Brute-forcing race conditions in CI

Unfortunately, no one can be told what the Matrix is. You have to see it for yourself.

Morpheus, 1999

Most projects I've worked on are occasionally afflicted by the dreaded flaky tests - intermittent failures seen in CI, but which you can't recreate on your own machine.

These failures may only occur every few tens or hundreds of test runs. The less frequently failures occur, the harder they are to catch, understand, and resolve.

Whatever the cause - a subtle bug in an underlying library, a poorly crafted browser-driver assertion, a missing await in some javascript - until a problem can be reliably recreated, it's impossible to have confidence that it's been genuinely fixed.

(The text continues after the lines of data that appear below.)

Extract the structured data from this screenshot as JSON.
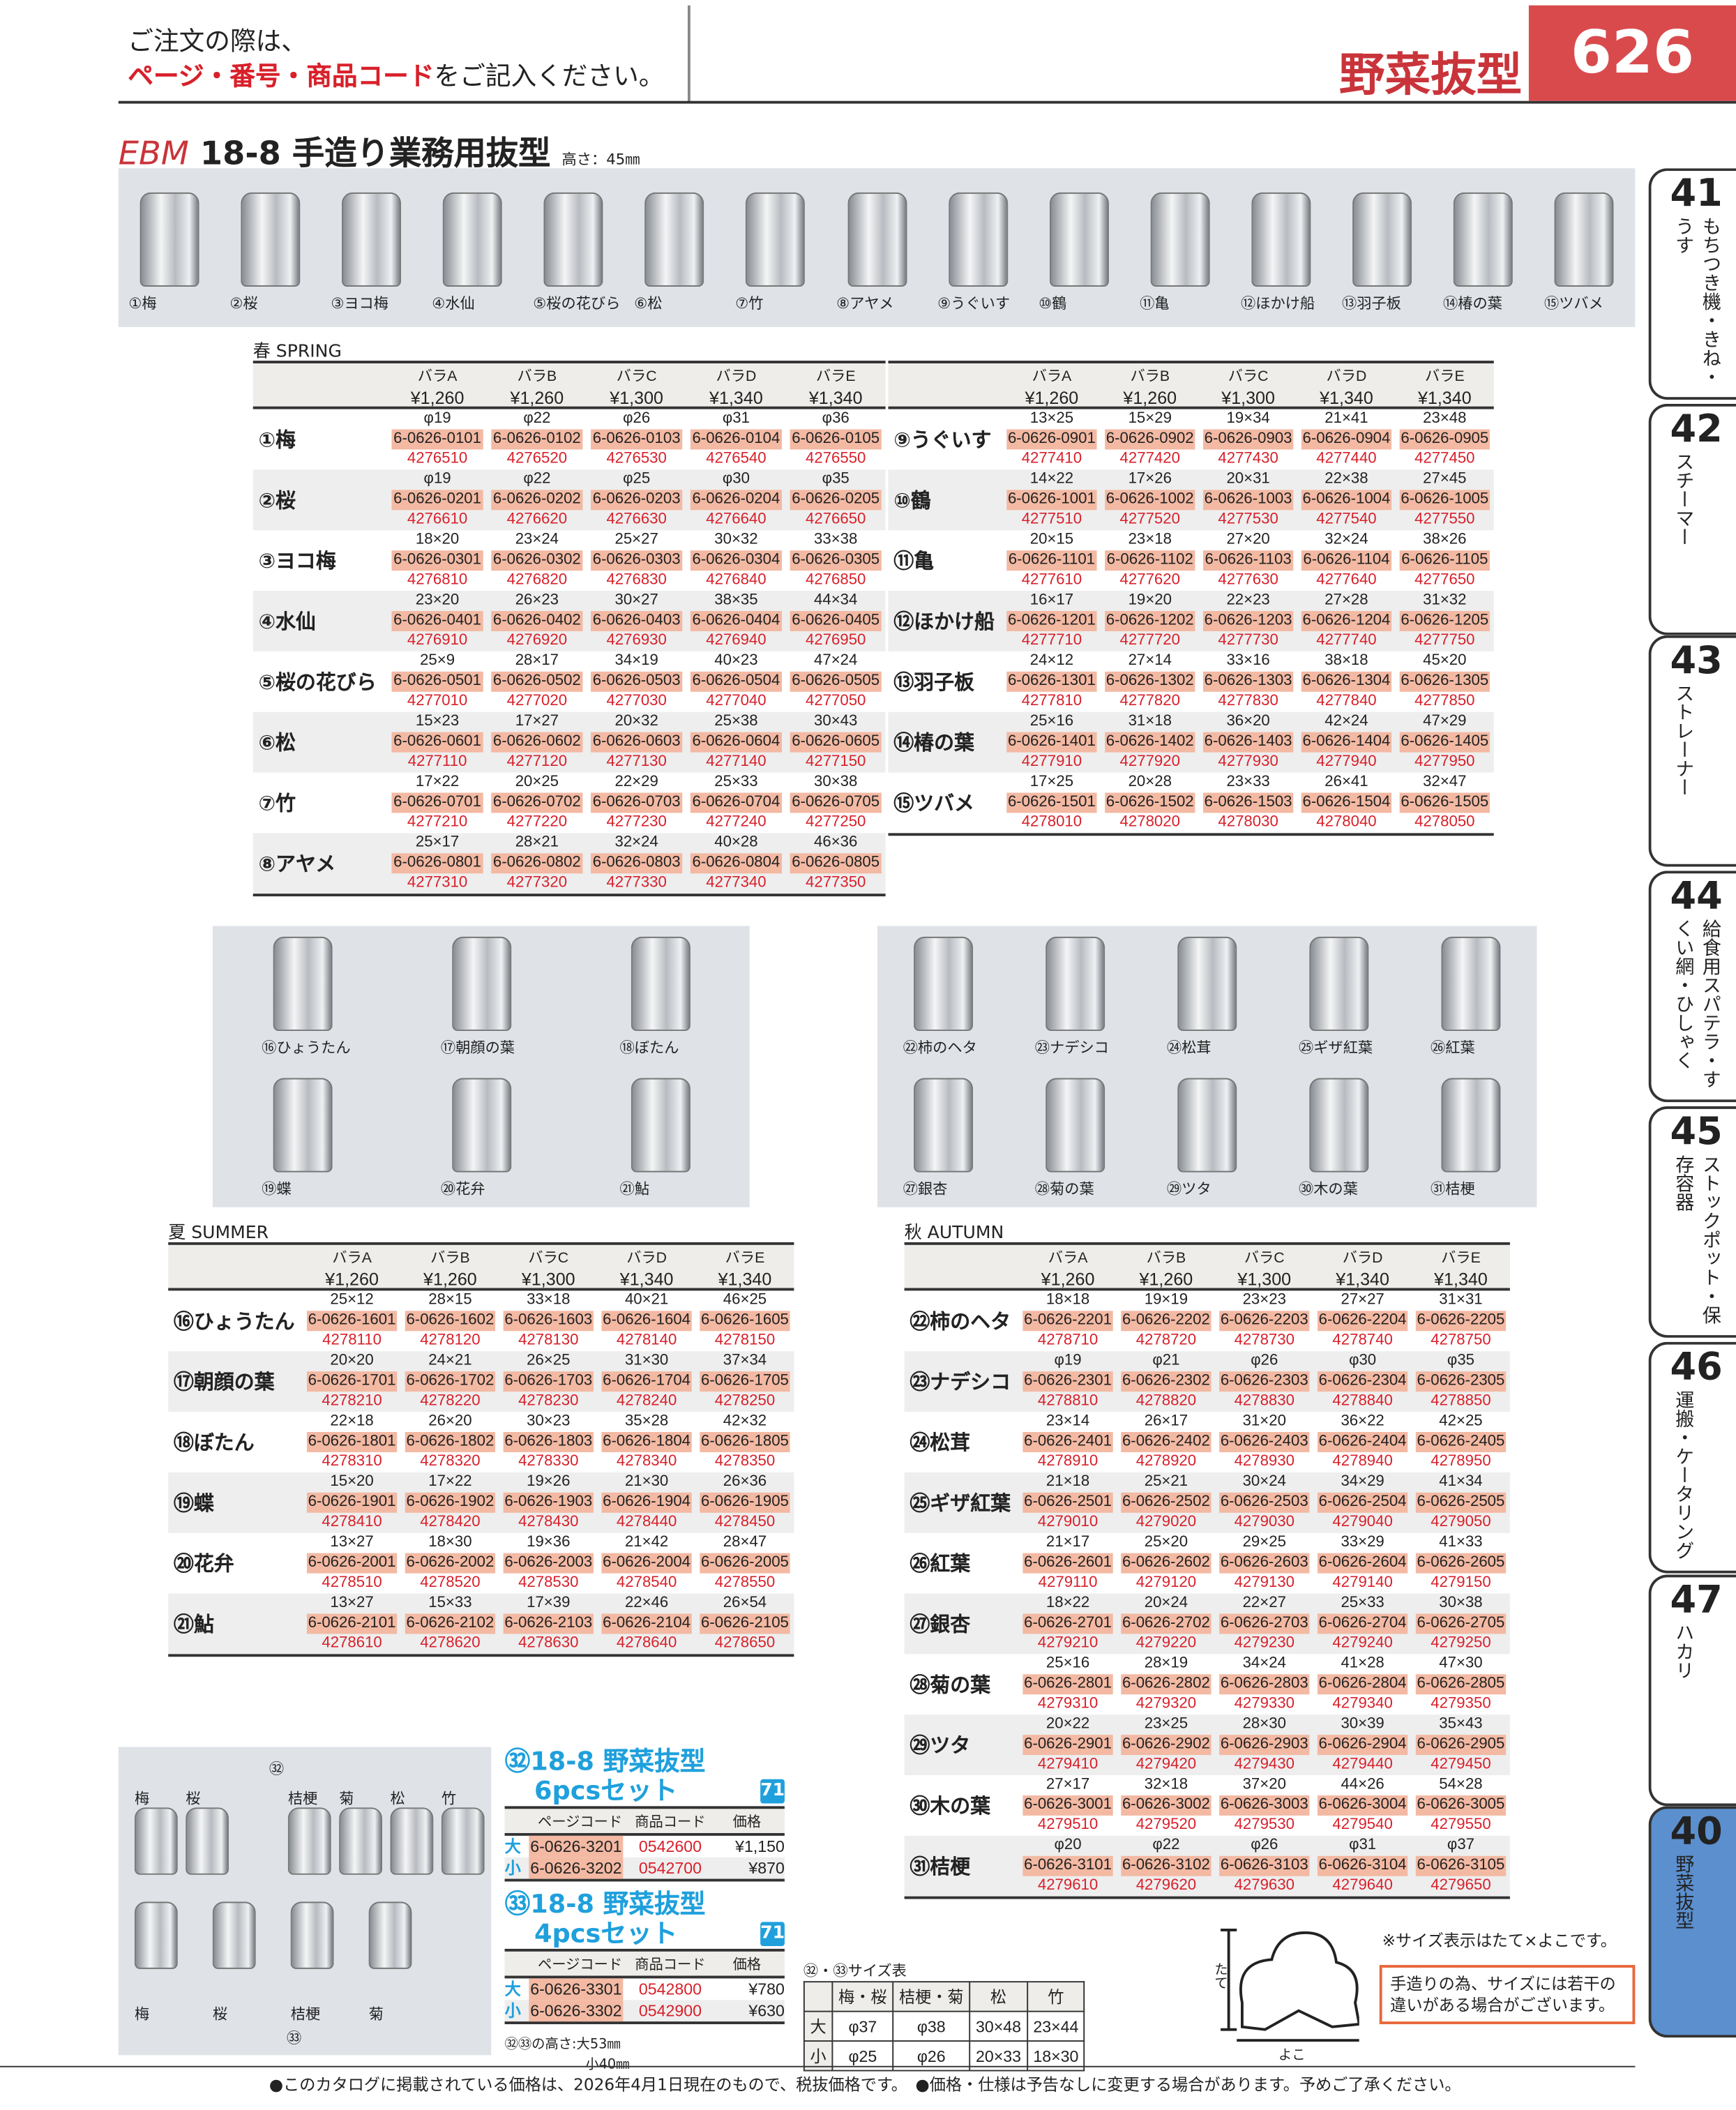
{
  "header": {
    "note_line1": "ご注文の際は、",
    "note_red": "ページ・番号・商品コード",
    "note_rest": "をご記入ください。",
    "category": "野菜抜型",
    "page_number": "626"
  },
  "title": {
    "brand": "EBM",
    "name": "18-8 手造り業務用抜型",
    "height": "高さ：45㎜"
  },
  "top_photo_labels": [
    "①梅",
    "②桜",
    "③ヨコ梅",
    "④水仙",
    "⑤桜の花びら",
    "⑥松",
    "⑦竹",
    "⑧アヤメ",
    "⑨うぐいす",
    "⑩鶴",
    "⑪亀",
    "⑫ほかけ船",
    "⑬羽子板",
    "⑭椿の葉",
    "⑮ツバメ"
  ],
  "summer_photo_labels": [
    "⑯ひょうたん",
    "⑰朝顔の葉",
    "⑱ぼたん",
    "⑲蝶",
    "⑳花弁",
    "㉑鮎"
  ],
  "autumn_photo_labels": [
    "㉒柿のヘタ",
    "㉓ナデシコ",
    "㉔松茸",
    "㉕ギザ紅葉",
    "㉖紅葉",
    "㉗銀杏",
    "㉘菊の葉",
    "㉙ツタ",
    "㉚木の葉",
    "㉛桔梗"
  ],
  "columns": [
    {
      "label": "バラA",
      "price": "¥1,260"
    },
    {
      "label": "バラB",
      "price": "¥1,260"
    },
    {
      "label": "バラC",
      "price": "¥1,300"
    },
    {
      "label": "バラD",
      "price": "¥1,340"
    },
    {
      "label": "バラE",
      "price": "¥1,340"
    }
  ],
  "colors": {
    "accent_red": "#d8202a",
    "code_bg": "#f3b9a3",
    "set_blue": "#1fa0dc",
    "active_tab": "#5b8fce"
  },
  "spring": {
    "label": "春 SPRING",
    "left": [
      {
        "name": "①梅",
        "sizes": [
          "φ19",
          "φ22",
          "φ26",
          "φ31",
          "φ36"
        ],
        "codes": [
          "6-0626-0101",
          "6-0626-0102",
          "6-0626-0103",
          "6-0626-0104",
          "6-0626-0105"
        ],
        "items": [
          "4276510",
          "4276520",
          "4276530",
          "4276540",
          "4276550"
        ]
      },
      {
        "name": "②桜",
        "sizes": [
          "φ19",
          "φ22",
          "φ25",
          "φ30",
          "φ35"
        ],
        "codes": [
          "6-0626-0201",
          "6-0626-0202",
          "6-0626-0203",
          "6-0626-0204",
          "6-0626-0205"
        ],
        "items": [
          "4276610",
          "4276620",
          "4276630",
          "4276640",
          "4276650"
        ]
      },
      {
        "name": "③ヨコ梅",
        "sizes": [
          "18×20",
          "23×24",
          "25×27",
          "30×32",
          "33×38"
        ],
        "codes": [
          "6-0626-0301",
          "6-0626-0302",
          "6-0626-0303",
          "6-0626-0304",
          "6-0626-0305"
        ],
        "items": [
          "4276810",
          "4276820",
          "4276830",
          "4276840",
          "4276850"
        ]
      },
      {
        "name": "④水仙",
        "sizes": [
          "23×20",
          "26×23",
          "30×27",
          "38×35",
          "44×34"
        ],
        "codes": [
          "6-0626-0401",
          "6-0626-0402",
          "6-0626-0403",
          "6-0626-0404",
          "6-0626-0405"
        ],
        "items": [
          "4276910",
          "4276920",
          "4276930",
          "4276940",
          "4276950"
        ]
      },
      {
        "name": "⑤桜の花びら",
        "sizes": [
          "25×9",
          "28×17",
          "34×19",
          "40×23",
          "47×24"
        ],
        "codes": [
          "6-0626-0501",
          "6-0626-0502",
          "6-0626-0503",
          "6-0626-0504",
          "6-0626-0505"
        ],
        "items": [
          "4277010",
          "4277020",
          "4277030",
          "4277040",
          "4277050"
        ]
      },
      {
        "name": "⑥松",
        "sizes": [
          "15×23",
          "17×27",
          "20×32",
          "25×38",
          "30×43"
        ],
        "codes": [
          "6-0626-0601",
          "6-0626-0602",
          "6-0626-0603",
          "6-0626-0604",
          "6-0626-0605"
        ],
        "items": [
          "4277110",
          "4277120",
          "4277130",
          "4277140",
          "4277150"
        ]
      },
      {
        "name": "⑦竹",
        "sizes": [
          "17×22",
          "20×25",
          "22×29",
          "25×33",
          "30×38"
        ],
        "codes": [
          "6-0626-0701",
          "6-0626-0702",
          "6-0626-0703",
          "6-0626-0704",
          "6-0626-0705"
        ],
        "items": [
          "4277210",
          "4277220",
          "4277230",
          "4277240",
          "4277250"
        ]
      },
      {
        "name": "⑧アヤメ",
        "sizes": [
          "25×17",
          "28×21",
          "32×24",
          "40×28",
          "46×36"
        ],
        "codes": [
          "6-0626-0801",
          "6-0626-0802",
          "6-0626-0803",
          "6-0626-0804",
          "6-0626-0805"
        ],
        "items": [
          "4277310",
          "4277320",
          "4277330",
          "4277340",
          "4277350"
        ]
      }
    ],
    "right": [
      {
        "name": "⑨うぐいす",
        "sizes": [
          "13×25",
          "15×29",
          "19×34",
          "21×41",
          "23×48"
        ],
        "codes": [
          "6-0626-0901",
          "6-0626-0902",
          "6-0626-0903",
          "6-0626-0904",
          "6-0626-0905"
        ],
        "items": [
          "4277410",
          "4277420",
          "4277430",
          "4277440",
          "4277450"
        ]
      },
      {
        "name": "⑩鶴",
        "sizes": [
          "14×22",
          "17×26",
          "20×31",
          "22×38",
          "27×45"
        ],
        "codes": [
          "6-0626-1001",
          "6-0626-1002",
          "6-0626-1003",
          "6-0626-1004",
          "6-0626-1005"
        ],
        "items": [
          "4277510",
          "4277520",
          "4277530",
          "4277540",
          "4277550"
        ]
      },
      {
        "name": "⑪亀",
        "sizes": [
          "20×15",
          "23×18",
          "27×20",
          "32×24",
          "38×26"
        ],
        "codes": [
          "6-0626-1101",
          "6-0626-1102",
          "6-0626-1103",
          "6-0626-1104",
          "6-0626-1105"
        ],
        "items": [
          "4277610",
          "4277620",
          "4277630",
          "4277640",
          "4277650"
        ]
      },
      {
        "name": "⑫ほかけ船",
        "sizes": [
          "16×17",
          "19×20",
          "22×23",
          "27×28",
          "31×32"
        ],
        "codes": [
          "6-0626-1201",
          "6-0626-1202",
          "6-0626-1203",
          "6-0626-1204",
          "6-0626-1205"
        ],
        "items": [
          "4277710",
          "4277720",
          "4277730",
          "4277740",
          "4277750"
        ]
      },
      {
        "name": "⑬羽子板",
        "sizes": [
          "24×12",
          "27×14",
          "33×16",
          "38×18",
          "45×20"
        ],
        "codes": [
          "6-0626-1301",
          "6-0626-1302",
          "6-0626-1303",
          "6-0626-1304",
          "6-0626-1305"
        ],
        "items": [
          "4277810",
          "4277820",
          "4277830",
          "4277840",
          "4277850"
        ]
      },
      {
        "name": "⑭椿の葉",
        "sizes": [
          "25×16",
          "31×18",
          "36×20",
          "42×24",
          "47×29"
        ],
        "codes": [
          "6-0626-1401",
          "6-0626-1402",
          "6-0626-1403",
          "6-0626-1404",
          "6-0626-1405"
        ],
        "items": [
          "4277910",
          "4277920",
          "4277930",
          "4277940",
          "4277950"
        ]
      },
      {
        "name": "⑮ツバメ",
        "sizes": [
          "17×25",
          "20×28",
          "23×33",
          "26×41",
          "32×47"
        ],
        "codes": [
          "6-0626-1501",
          "6-0626-1502",
          "6-0626-1503",
          "6-0626-1504",
          "6-0626-1505"
        ],
        "items": [
          "4278010",
          "4278020",
          "4278030",
          "4278040",
          "4278050"
        ]
      }
    ]
  },
  "summer": {
    "label": "夏 SUMMER",
    "rows": [
      {
        "name": "⑯ひょうたん",
        "sizes": [
          "25×12",
          "28×15",
          "33×18",
          "40×21",
          "46×25"
        ],
        "codes": [
          "6-0626-1601",
          "6-0626-1602",
          "6-0626-1603",
          "6-0626-1604",
          "6-0626-1605"
        ],
        "items": [
          "4278110",
          "4278120",
          "4278130",
          "4278140",
          "4278150"
        ]
      },
      {
        "name": "⑰朝顔の葉",
        "sizes": [
          "20×20",
          "24×21",
          "26×25",
          "31×30",
          "37×34"
        ],
        "codes": [
          "6-0626-1701",
          "6-0626-1702",
          "6-0626-1703",
          "6-0626-1704",
          "6-0626-1705"
        ],
        "items": [
          "4278210",
          "4278220",
          "4278230",
          "4278240",
          "4278250"
        ]
      },
      {
        "name": "⑱ぼたん",
        "sizes": [
          "22×18",
          "26×20",
          "30×23",
          "35×28",
          "42×32"
        ],
        "codes": [
          "6-0626-1801",
          "6-0626-1802",
          "6-0626-1803",
          "6-0626-1804",
          "6-0626-1805"
        ],
        "items": [
          "4278310",
          "4278320",
          "4278330",
          "4278340",
          "4278350"
        ]
      },
      {
        "name": "⑲蝶",
        "sizes": [
          "15×20",
          "17×22",
          "19×26",
          "21×30",
          "26×36"
        ],
        "codes": [
          "6-0626-1901",
          "6-0626-1902",
          "6-0626-1903",
          "6-0626-1904",
          "6-0626-1905"
        ],
        "items": [
          "4278410",
          "4278420",
          "4278430",
          "4278440",
          "4278450"
        ]
      },
      {
        "name": "⑳花弁",
        "sizes": [
          "13×27",
          "18×30",
          "19×36",
          "21×42",
          "28×47"
        ],
        "codes": [
          "6-0626-2001",
          "6-0626-2002",
          "6-0626-2003",
          "6-0626-2004",
          "6-0626-2005"
        ],
        "items": [
          "4278510",
          "4278520",
          "4278530",
          "4278540",
          "4278550"
        ]
      },
      {
        "name": "㉑鮎",
        "sizes": [
          "13×27",
          "15×33",
          "17×39",
          "22×46",
          "26×54"
        ],
        "codes": [
          "6-0626-2101",
          "6-0626-2102",
          "6-0626-2103",
          "6-0626-2104",
          "6-0626-2105"
        ],
        "items": [
          "4278610",
          "4278620",
          "4278630",
          "4278640",
          "4278650"
        ]
      }
    ]
  },
  "autumn": {
    "label": "秋 AUTUMN",
    "rows": [
      {
        "name": "㉒柿のヘタ",
        "sizes": [
          "18×18",
          "19×19",
          "23×23",
          "27×27",
          "31×31"
        ],
        "codes": [
          "6-0626-2201",
          "6-0626-2202",
          "6-0626-2203",
          "6-0626-2204",
          "6-0626-2205"
        ],
        "items": [
          "4278710",
          "4278720",
          "4278730",
          "4278740",
          "4278750"
        ]
      },
      {
        "name": "㉓ナデシコ",
        "sizes": [
          "φ19",
          "φ21",
          "φ26",
          "φ30",
          "φ35"
        ],
        "codes": [
          "6-0626-2301",
          "6-0626-2302",
          "6-0626-2303",
          "6-0626-2304",
          "6-0626-2305"
        ],
        "items": [
          "4278810",
          "4278820",
          "4278830",
          "4278840",
          "4278850"
        ]
      },
      {
        "name": "㉔松茸",
        "sizes": [
          "23×14",
          "26×17",
          "31×20",
          "36×22",
          "42×25"
        ],
        "codes": [
          "6-0626-2401",
          "6-0626-2402",
          "6-0626-2403",
          "6-0626-2404",
          "6-0626-2405"
        ],
        "items": [
          "4278910",
          "4278920",
          "4278930",
          "4278940",
          "4278950"
        ]
      },
      {
        "name": "㉕ギザ紅葉",
        "sizes": [
          "21×18",
          "25×21",
          "30×24",
          "34×29",
          "41×34"
        ],
        "codes": [
          "6-0626-2501",
          "6-0626-2502",
          "6-0626-2503",
          "6-0626-2504",
          "6-0626-2505"
        ],
        "items": [
          "4279010",
          "4279020",
          "4279030",
          "4279040",
          "4279050"
        ]
      },
      {
        "name": "㉖紅葉",
        "sizes": [
          "21×17",
          "25×20",
          "29×25",
          "33×29",
          "41×33"
        ],
        "codes": [
          "6-0626-2601",
          "6-0626-2602",
          "6-0626-2603",
          "6-0626-2604",
          "6-0626-2605"
        ],
        "items": [
          "4279110",
          "4279120",
          "4279130",
          "4279140",
          "4279150"
        ]
      },
      {
        "name": "㉗銀杏",
        "sizes": [
          "18×22",
          "20×24",
          "22×27",
          "25×33",
          "30×38"
        ],
        "codes": [
          "6-0626-2701",
          "6-0626-2702",
          "6-0626-2703",
          "6-0626-2704",
          "6-0626-2705"
        ],
        "items": [
          "4279210",
          "4279220",
          "4279230",
          "4279240",
          "4279250"
        ]
      },
      {
        "name": "㉘菊の葉",
        "sizes": [
          "25×16",
          "28×19",
          "34×24",
          "41×28",
          "47×30"
        ],
        "codes": [
          "6-0626-2801",
          "6-0626-2802",
          "6-0626-2803",
          "6-0626-2804",
          "6-0626-2805"
        ],
        "items": [
          "4279310",
          "4279320",
          "4279330",
          "4279340",
          "4279350"
        ]
      },
      {
        "name": "㉙ツタ",
        "sizes": [
          "20×22",
          "23×25",
          "28×30",
          "30×39",
          "35×43"
        ],
        "codes": [
          "6-0626-2901",
          "6-0626-2902",
          "6-0626-2903",
          "6-0626-2904",
          "6-0626-2905"
        ],
        "items": [
          "4279410",
          "4279420",
          "4279430",
          "4279440",
          "4279450"
        ]
      },
      {
        "name": "㉚木の葉",
        "sizes": [
          "27×17",
          "32×18",
          "37×20",
          "44×26",
          "54×28"
        ],
        "codes": [
          "6-0626-3001",
          "6-0626-3002",
          "6-0626-3003",
          "6-0626-3004",
          "6-0626-3005"
        ],
        "items": [
          "4279510",
          "4279520",
          "4279530",
          "4279540",
          "4279550"
        ]
      },
      {
        "name": "㉛桔梗",
        "sizes": [
          "φ20",
          "φ22",
          "φ26",
          "φ31",
          "φ37"
        ],
        "codes": [
          "6-0626-3101",
          "6-0626-3102",
          "6-0626-3103",
          "6-0626-3104",
          "6-0626-3105"
        ],
        "items": [
          "4279610",
          "4279620",
          "4279630",
          "4279640",
          "4279650"
        ]
      }
    ]
  },
  "set_photo_labels": [
    "梅",
    "桜",
    "㉜",
    "桔梗",
    "菊",
    "松",
    "竹",
    "梅",
    "桜",
    "桔梗",
    "菊",
    "㉝"
  ],
  "sets": [
    {
      "title1": "㉜18-8 野菜抜型",
      "title2": "6pcsセット",
      "badge": "71",
      "headers": [
        "ページコード",
        "商品コード",
        "価格"
      ],
      "rows": [
        {
          "size": "大",
          "code": "6-0626-3201",
          "item": "0542600",
          "price": "¥1,150"
        },
        {
          "size": "小",
          "code": "6-0626-3202",
          "item": "0542700",
          "price": "¥870"
        }
      ]
    },
    {
      "title1": "㉝18-8 野菜抜型",
      "title2": "4pcsセット",
      "badge": "71",
      "headers": [
        "ページコード",
        "商品コード",
        "価格"
      ],
      "rows": [
        {
          "size": "大",
          "code": "6-0626-3301",
          "item": "0542800",
          "price": "¥780"
        },
        {
          "size": "小",
          "code": "6-0626-3302",
          "item": "0542900",
          "price": "¥630"
        }
      ]
    }
  ],
  "set_height_note1": "㉜㉝の高さ:大53㎜",
  "set_height_note2": "小40㎜",
  "size_table": {
    "title": "㉜・㉝サイズ表",
    "headers": [
      "",
      "梅・桜",
      "桔梗・菊",
      "松",
      "竹"
    ],
    "rows": [
      [
        "大",
        "φ37",
        "φ38",
        "30×48",
        "23×44"
      ],
      [
        "小",
        "φ25",
        "φ26",
        "20×33",
        "18×30"
      ]
    ]
  },
  "diagram": {
    "height_label": "たて",
    "width_label": "よこ"
  },
  "notes": {
    "size_note": "※サイズ表示はたて×よこです。",
    "handmade_note": "手造りの為、サイズには若干の違いがある場合がございます。"
  },
  "footer": "●このカタログに掲載されている価格は、2026年4月1日現在のもので、税抜価格です。　●価格・仕様は予告なしに変更する場合があります。予めご了承ください。",
  "side_tabs": [
    {
      "num": "41",
      "label": "もちつき機・きね・うす"
    },
    {
      "num": "42",
      "label": "スチーマー"
    },
    {
      "num": "43",
      "label": "ストレーナー"
    },
    {
      "num": "44",
      "label": "給食用スパテラ・すくい網・ひしゃく"
    },
    {
      "num": "45",
      "label": "ストックポット・保存容器"
    },
    {
      "num": "46",
      "label": "運搬・ケータリング"
    },
    {
      "num": "47",
      "label": "ハカリ"
    },
    {
      "num": "40",
      "label": "野菜抜型",
      "active": true
    }
  ]
}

Here's how you can use brute force to more reliably recreate these failures, and have more confidence they are fixed.

Enter the Matrix

For this example I'll use Github Actions, but you can probably take a similar approach with GitLab, Jenkins, CircleCI, or even Travis (if you still use it).

What?

Here's the basic approach

  1. isolate the test
  2. make it run as many times as possible, as quickly as possible, until failure
  3. read the logs

How?

1. Isolate the test

For a javascript test framework like Jest or mocha, this is usually as simple as

-  it('some test...', ...
+  it.only('some test...', ...

Other approaches might be to delete irrelevant tests, jobs or workflows.

2. Run it loads

To run the job 100 times per CI run, add the following to your GitHub Actions workflow YAML:

jobs:
  your-job:
+    strategy:
+      matrix:
+        x: [ 1, 2, 3, 4, 5, 6, 7, 8, 9, 10 ]
+        y: [ 1, 2, 3, 4, 5, 6, 7, 8, 9, 10 ]
...

3. Read the logs

From here on in, you're on your own - good luck!